Anyone can be a victim of a bogus caller or rogue trader – so don’t let your doorstep be their marketplace. That’s the message to every single homeowner and tenant in Scotland, as Police Scotland run a two-week campaign to raise awareness under Operation Monarda.
Between April and September 2017, 336 victims of doorstep crime were defrauded out of around £420,000. While most victims were considered vulnerable in some way (54%), or were of pensionable age (79%), a significant proportion were outwith these groups which are traditionally targeted by such offenders.
Bogus callers will visit a property claiming to be from perhaps a utility company or a charity in order to gain access and steal from within. Rogue traders offer services typically carried out to a poor standard at over inflated prices, and may use violence or threats to get payment or consent to carry out work – sometimes they will just take the money and do no work whatsoever.
During the campaign, which is running until 3rd June, officers across Scotland will be running events and stalls to speak to the public at key locations such as banks, garden centres and supermarkets, as well as events giving advice to partner organisations and their clients such as care providers, groups that support those with dementia, and Citizens Advice Scotland.

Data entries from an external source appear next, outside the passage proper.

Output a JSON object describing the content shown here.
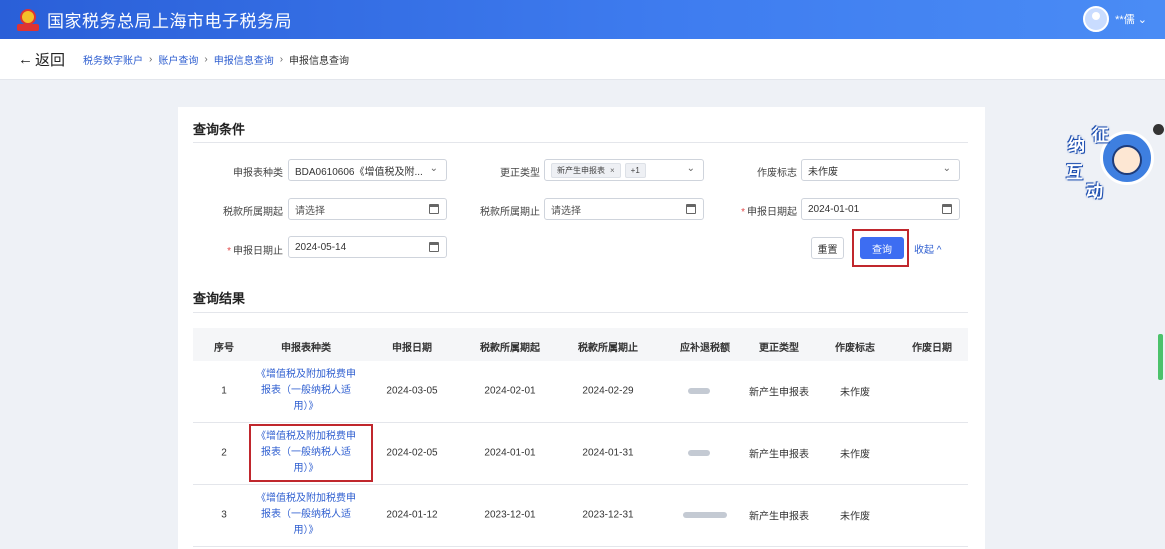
{
  "app": {
    "title": "国家税务总局上海市电子税务局",
    "username": "**儒"
  },
  "nav": {
    "back_label": "返回",
    "breadcrumbs": [
      "税务数字账户",
      "账户查询",
      "申报信息查询",
      "申报信息查询"
    ]
  },
  "query": {
    "title": "查询条件",
    "form_type": {
      "label": "申报表种类",
      "value": "BDA0610606《增值税及附..."
    },
    "correction_type": {
      "label": "更正类型",
      "tag": "新产生申报表",
      "more": "+1"
    },
    "void_flag": {
      "label": "作废标志",
      "value": "未作废"
    },
    "tax_period_start": {
      "label": "税款所属期起",
      "placeholder": "请选择"
    },
    "tax_period_end": {
      "label": "税款所属期止",
      "placeholder": "请选择"
    },
    "declare_date_start": {
      "label": "申报日期起",
      "value": "2024-01-01"
    },
    "declare_date_end": {
      "label": "申报日期止",
      "value": "2024-05-14"
    },
    "reset_label": "重置",
    "query_label": "查询",
    "collapse_label": "收起"
  },
  "results": {
    "title": "查询结果",
    "columns": [
      "序号",
      "申报表种类",
      "申报日期",
      "税款所属期起",
      "税款所属期止",
      "应补退税额",
      "更正类型",
      "作废标志",
      "作废日期"
    ],
    "rows": [
      {
        "no": "1",
        "form": "《增值税及附加税费申报表（一般纳税人适用）》",
        "declare_date": "2024-03-05",
        "period_start": "2024-02-01",
        "period_end": "2024-02-29",
        "correction": "新产生申报表",
        "void_flag": "未作废",
        "void_date": ""
      },
      {
        "no": "2",
        "form": "《增值税及附加税费申报表（一般纳税人适用）》",
        "declare_date": "2024-02-05",
        "period_start": "2024-01-01",
        "period_end": "2024-01-31",
        "correction": "新产生申报表",
        "void_flag": "未作废",
        "void_date": ""
      },
      {
        "no": "3",
        "form": "《增值税及附加税费申报表（一般纳税人适用）》",
        "declare_date": "2024-01-12",
        "period_start": "2023-12-01",
        "period_end": "2023-12-31",
        "correction": "新产生申报表",
        "void_flag": "未作废",
        "void_date": ""
      }
    ]
  },
  "widget": {
    "chars": [
      "纳",
      "征",
      "互",
      "动"
    ]
  },
  "colors": {
    "topbar": "#3a72e8",
    "primary": "#3d6df2",
    "link": "#2f5fd0",
    "highlight": "#c0272d"
  }
}
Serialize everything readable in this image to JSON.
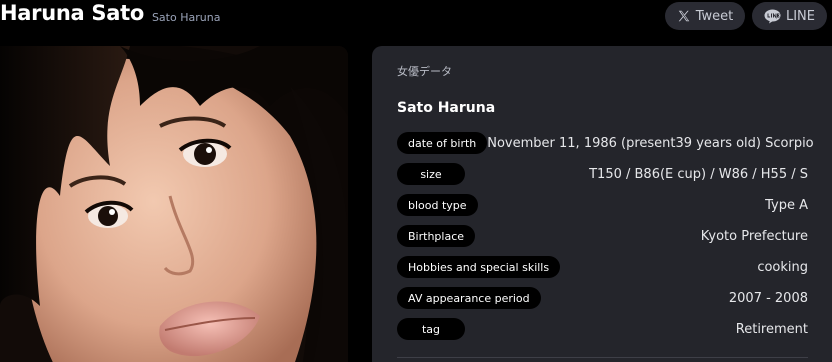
{
  "header": {
    "title": "Haruna Sato",
    "subtitle": "Sato Haruna"
  },
  "share": {
    "tweet_label": "Tweet",
    "tweet_icon": "x-logo-icon",
    "line_label": "LINE",
    "line_icon": "line-logo-icon"
  },
  "profile_photo": {
    "alt": "Haruna Sato"
  },
  "panel": {
    "section_label": "女優データ",
    "name": "Sato Haruna",
    "rows": [
      {
        "label": "date of birth",
        "value": "November 11, 1986 (present39 years old) Scorpio"
      },
      {
        "label": "size",
        "value": "T150 / B86(E cup) / W86 / H55 / S"
      },
      {
        "label": "blood type",
        "value": "Type A"
      },
      {
        "label": "Birthplace",
        "value": "Kyoto Prefecture"
      },
      {
        "label": "Hobbies and special skills",
        "value": "cooking"
      },
      {
        "label": "AV appearance period",
        "value": "2007 - 2008"
      },
      {
        "label": "tag",
        "value": "Retirement"
      }
    ]
  },
  "colors": {
    "background": "#000000",
    "panel": "#24252b",
    "tag_bg": "#000000",
    "button_bg": "#2a2b33",
    "subtitle": "#9aa3b8"
  }
}
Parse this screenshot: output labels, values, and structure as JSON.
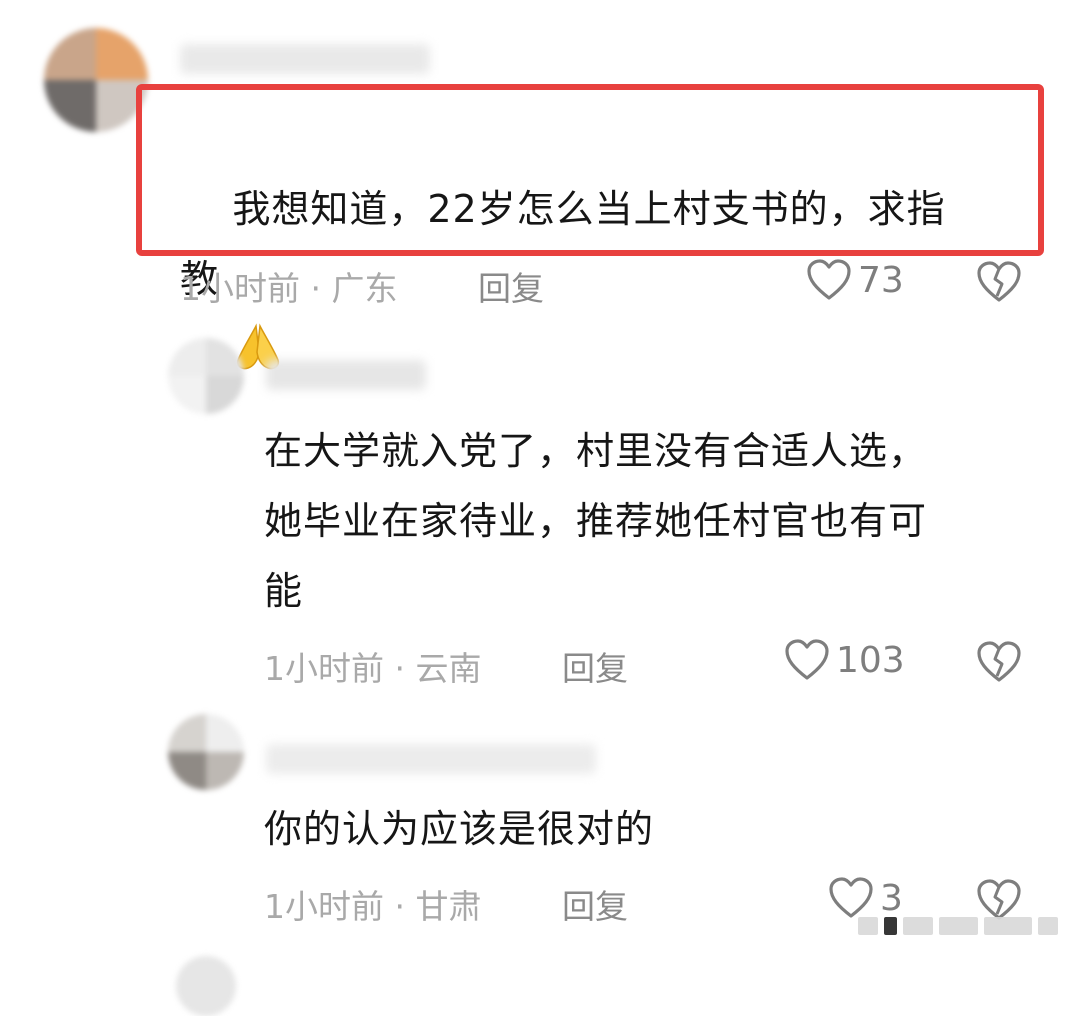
{
  "comments": [
    {
      "text": "我想知道，22岁怎么当上村支书的，求指\n教",
      "time": "1小时前",
      "location": "广东",
      "reply_label": "回复",
      "likes": "73",
      "highlighted": true,
      "has_emoji": true
    },
    {
      "text": "在大学就入党了，村里没有合适人选，\n她毕业在家待业，推荐她任村官也有可\n能",
      "time": "1小时前",
      "location": "云南",
      "reply_label": "回复",
      "likes": "103"
    },
    {
      "text": "你的认为应该是很对的",
      "time": "1小时前",
      "location": "甘肃",
      "reply_label": "回复",
      "likes": "3"
    }
  ],
  "meta_separator": " · ",
  "colors": {
    "highlight": "#e8413e",
    "meta": "#a9a9a9",
    "icon": "#7e7e7e"
  },
  "icons": [
    "heart-outline-icon",
    "broken-heart-icon",
    "folded-hands-emoji"
  ]
}
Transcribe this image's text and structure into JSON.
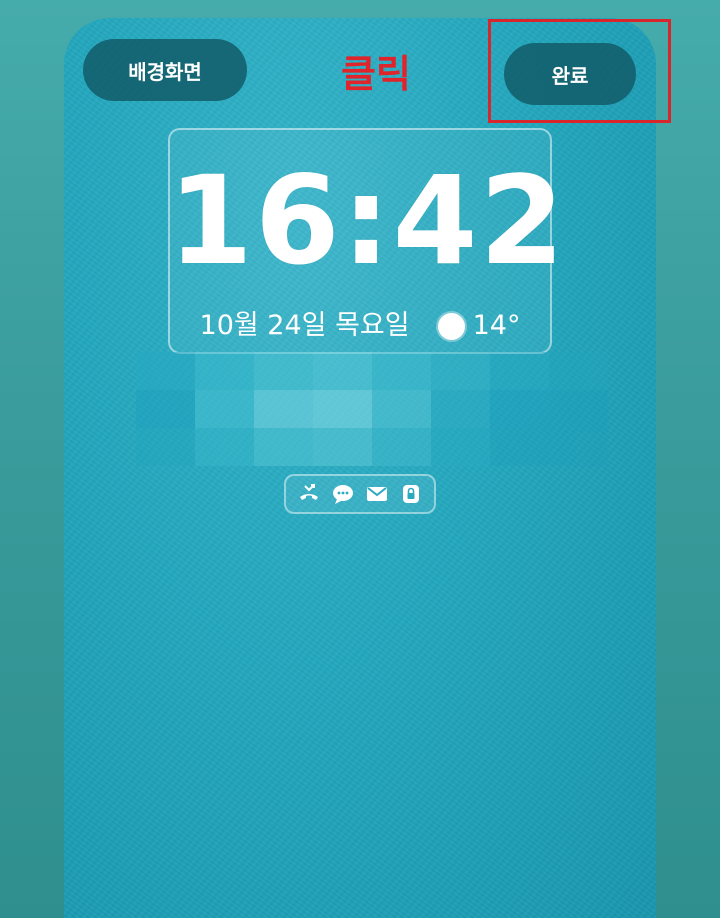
{
  "lockscreen": {
    "wallpaper_button_label": "배경화면",
    "done_button_label": "완료",
    "time": "16:42",
    "date": "10월 24일 목요일",
    "temperature": "14°"
  },
  "annotation": {
    "click_label": "클릭",
    "highlight_color": "#d9262c"
  },
  "notification_icons": [
    "missed-call-icon",
    "message-icon",
    "mail-icon",
    "lock-icon"
  ],
  "colors": {
    "wallpaper": "#23a7be",
    "button_bg": "#125c68",
    "annotation_red": "#e0242b"
  }
}
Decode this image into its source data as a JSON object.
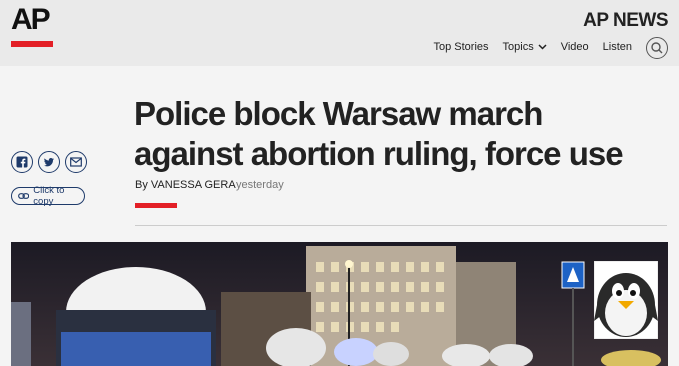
{
  "header": {
    "logo_text": "AP",
    "brand": "AP NEWS",
    "nav": [
      {
        "label": "Top Stories"
      },
      {
        "label": "Topics"
      },
      {
        "label": "Video"
      },
      {
        "label": "Listen"
      }
    ]
  },
  "share": {
    "copy_label": "Click to copy"
  },
  "article": {
    "headline": "Police block Warsaw march against abortion ruling, force use",
    "byline": "By VANESSA GERA",
    "time": "yesterday"
  },
  "colors": {
    "accent": "#e31f26",
    "share_blue": "#1e3a6a"
  },
  "icons": [
    "facebook-icon",
    "twitter-icon",
    "email-icon",
    "link-icon",
    "search-icon",
    "chevron-down-icon"
  ]
}
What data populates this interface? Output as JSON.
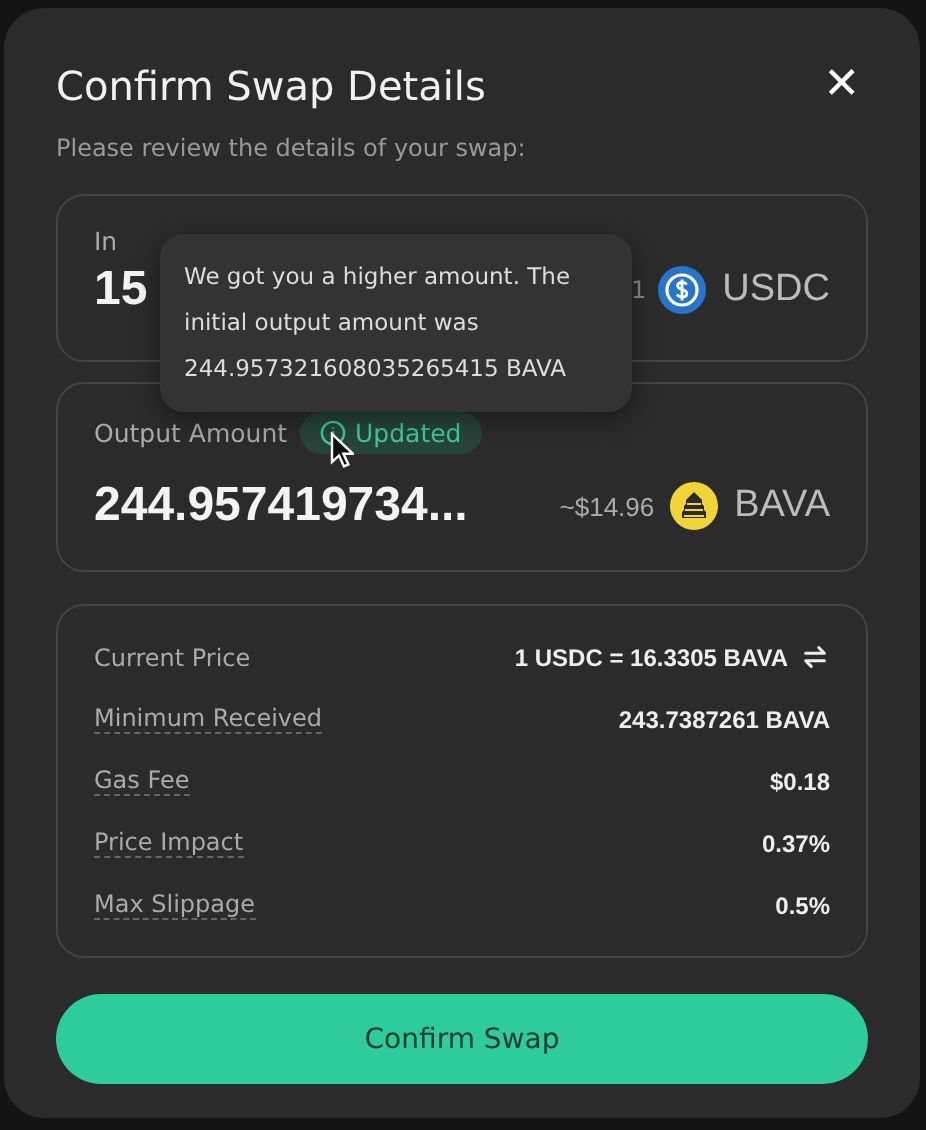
{
  "dialog": {
    "title": "Confirm Swap Details",
    "subtitle": "Please review the details of your swap:",
    "close": "✕"
  },
  "input": {
    "label": "In",
    "amount": "15",
    "usd_value": "1",
    "token": "USDC"
  },
  "tooltip": {
    "text": "We got you a higher amount. The initial output amount was 244.957321608035265415 BAVA"
  },
  "output": {
    "label": "Output Amount",
    "badge": "Updated",
    "amount": "244.957419734...",
    "usd_value": "~$14.96",
    "token": "BAVA"
  },
  "details": [
    {
      "label": "Current Price",
      "value": "1 USDC = 16.3305 BAVA",
      "underlined": false,
      "swap_icon": true
    },
    {
      "label": "Minimum Received",
      "value": "243.7387261 BAVA",
      "underlined": true,
      "swap_icon": false
    },
    {
      "label": "Gas Fee",
      "value": "$0.18",
      "underlined": true,
      "swap_icon": false
    },
    {
      "label": "Price Impact",
      "value": "0.37%",
      "underlined": true,
      "swap_icon": false
    },
    {
      "label": "Max Slippage",
      "value": "0.5%",
      "underlined": true,
      "swap_icon": false
    }
  ],
  "confirm_button": "Confirm Swap"
}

Operational work such as victim visits and warrants will be carried out during this period, and a series of videos will be running on social media with victims telling their real-life stories. Chief Superintendent John McKenzie of Police Scotland Safer Communities said: “We are carrying out a wide range of activities in order to reach as many people as possible, because bogus callers and rogue traders are indiscriminate. They will call at any house they can, looking to con the occupant and line their own pockets.
“The more vulnerable in our society do continue to be the main target for these fraudsters and I would urge people to please look out for their elderly or otherwise vulnerable friends, relatives and neighbours – but please also spare a thought for yourself. These criminals can be very plausible and persuasive and it can be easy to be taken in by them.
“There are simple steps you can take when a cold caller arrives at your door, such as using a door chain so as not to let them into your home, or checking their identity by independent means – but if you are concerned, please do not feel embarrassed to report this to police as it’s only by receiving these reports that we can build a picture of the fraudulent activity and take action. Call 999 if you feel scared or intimidated."
Derek Mitchell, Chief Executive of Citizens Advice Scotland, said: “Citizens Advice Scotland is delighted to once again back this campaign. With our network of 60 CABs across Scotland and our specialist consumer helpline, we are well-placed to play a key part in the fight against scams.
“Our advisers regularly hear from people who have been victims of all types of scam, and doorstep crime can be one of the most distressing. Our message today is that people should be vigilant in spotting scams and should feel empowered to report any doorstep scams they experience or hear about. As ever, the CAB service is here to help.”